Path: utzoo!utgpu!watmath!att!dptg!rutgers!mailrus!wasatch!cs.utexas.edu!usc!apple!apple.com!rmh
From: rmh@apple.com (Rick Holzgrafe)
Newsgroups: comp.sys.mac.programmer
Subject: Re: Subtantiatng my criticism (again...) [really: VM on PDP 11/70]
Message-ID: <3439@internal.Apple.COM>
Date: 9 Aug 89 23:39:19 GMT
Sender: usenet@Apple.COM
Organization: Apple Computer, Inc.
Lines: 44
References:<13277@polyslo.CalPoly.EDU> <14895@dartvax.Dartmouth.EDU>

In article <14895@dartvax.Dartmouth.EDU> ari@eleazar.dartmouth.edu (Ari 
Halberstadt) writes:
> Seeing as the topic of unix running on tiny machines has come up,
> I thought I may as well add my own history to the pot.

Well, me too. I started my career on a PDP-11/60 running Unix version 6. 
Not "System" 6, if there is such a thing: *version* 6, pre-Berkeley and 
everything. No vi or emacs, not even "more"; just "ed" for editing and 
reading text files. The PDP had (I think) 256K of "core" (I don't know 
what the medium really was) and I remember the excitement when we upgraded 
it to half a Meg. I shared this machine with about two dozen other users 
(at a time!) for editing, compiling, and assembling. Sometimes it took 
great patience, but there were benefits: Friday afternoons when the 
deadlines were upon us and the machine load was highest, it would 
invariably crash from sheer overwork, and we'd all get an hour or two to 
sit around and BS while the gurus repaired the file systems by hand.  :-)

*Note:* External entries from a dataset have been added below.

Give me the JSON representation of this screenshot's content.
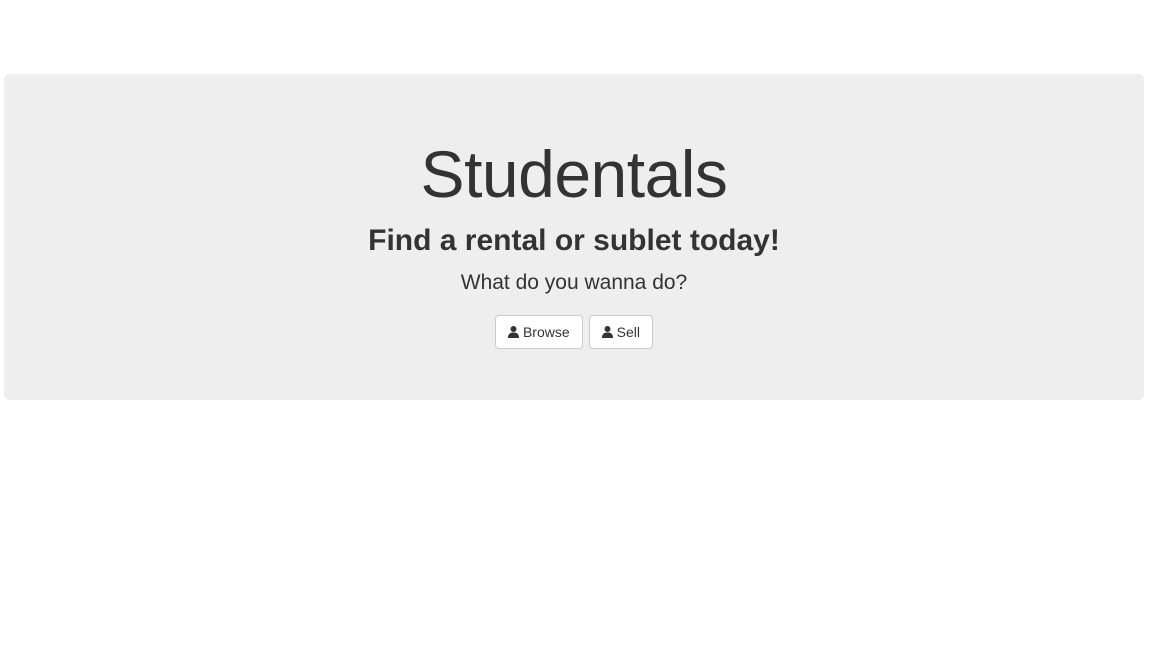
{
  "hero": {
    "title": "Studentals",
    "subtitle": "Find a rental or sublet today!",
    "prompt": "What do you wanna do?",
    "background_color": "#eeeeee",
    "text_color": "#333333"
  },
  "actions": {
    "browse": {
      "label": "Browse",
      "icon": "user-icon"
    },
    "sell": {
      "label": "Sell",
      "icon": "user-icon"
    }
  }
}
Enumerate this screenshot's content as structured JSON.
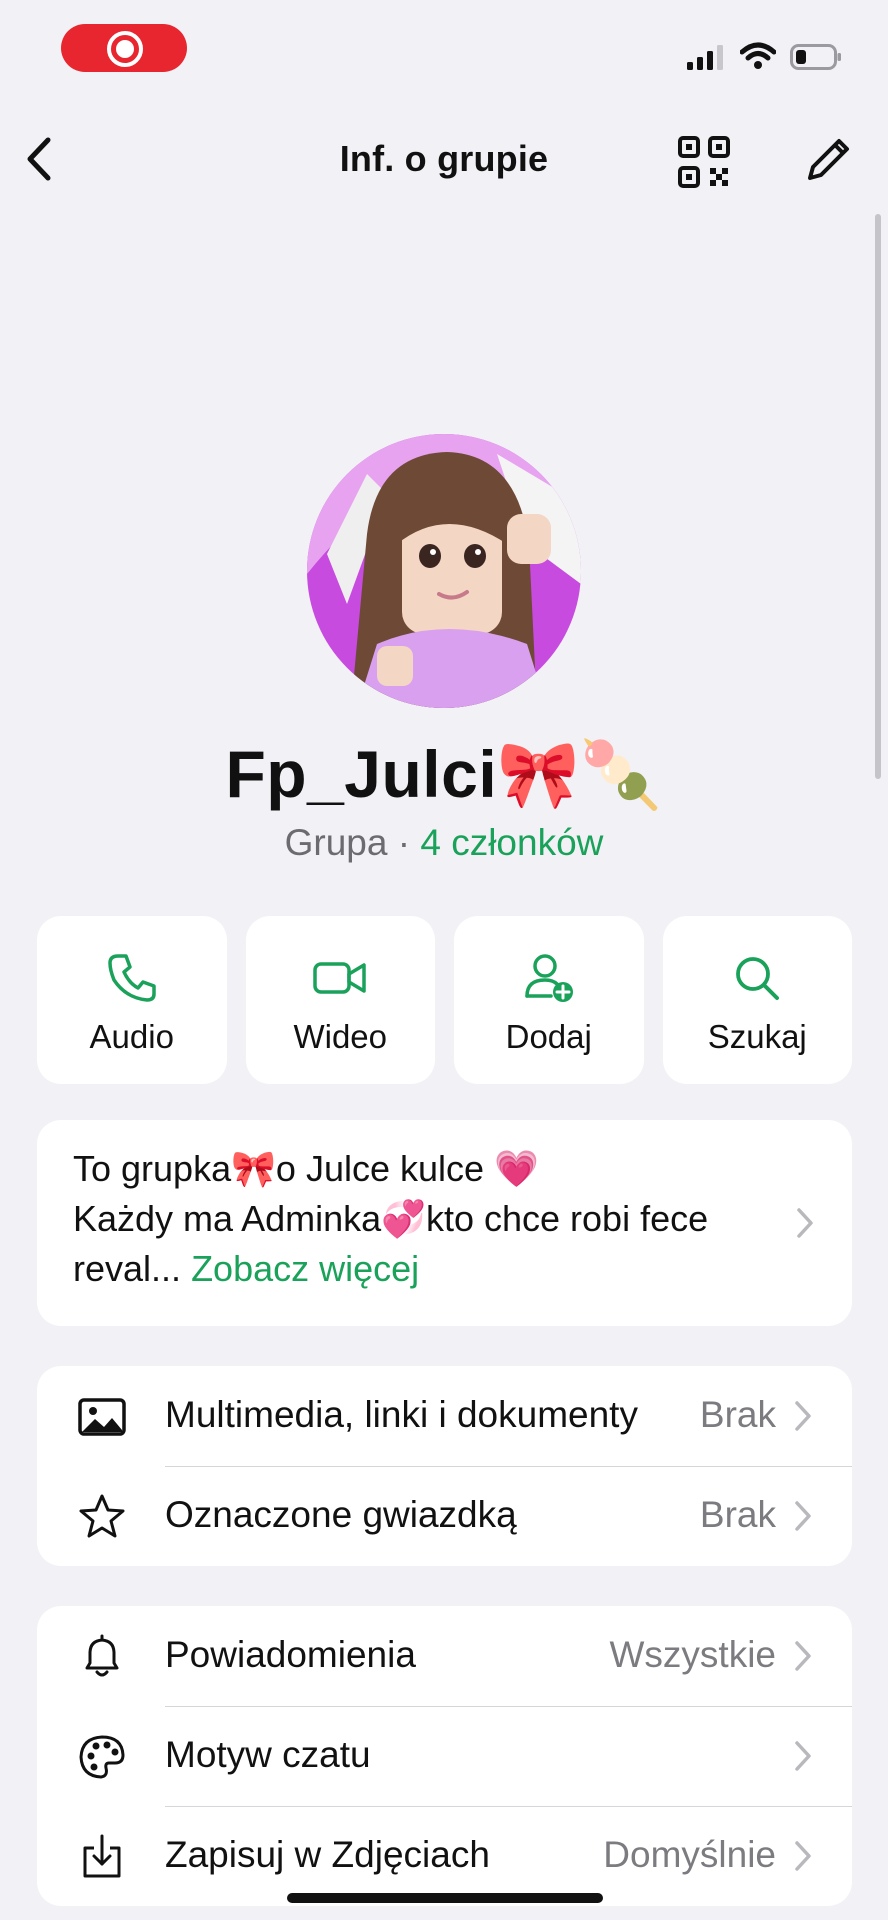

Years of Unix taught me what a good user interface wasn't. I must have 
built a half-dozen different gadgets intended simply to speed up 
productivity by streamlining the user interface. One was a "Finder" for 
Unix, called "vf". People called it a "visual shell" (which it wasn't, 
really) and nobody called it a Finder since the Mac was not yet even a 
gleam in Steve Jobs' eye. (And before you ask: no, I'm not claiming to
have invented the Finder! It was a *little* like the Mac Finder, without
a mouse or graphics, but not much.)

And say - any of you Unix hax out there ever use "scan" for reading text 
files? I wrote it, lavished years of love and creativity on it, made it 
powerful and robust, made it so that people who used it suddenly found 
Unix unusable without it - my magnum opus, it was. You know what? 
Resizable windows with scroll bars made it instantly obsolete. Long live 
the Mac!

...well, thanks for letting me rock on your porch, suck my teeth, and tell 
how we traipsed to work through the snow in the good ol' days. I'll shut 
up and go away now... :-)


==========================================================================
Rick Holzgrafe              |    {sun,voder,nsc,mtxinu,dual}!apple!rmh
Software Engineer           | AppleLink HOLZGRAFE1          rmh@apple.com
Apple Computer, Inc.        |  "All opinions expressed are mine, and do
20525 Mariani Ave. MS: 27-O |    not necessarily represent those of my
Cupertino, CA 95014         |        employer, Apple Computer Inc."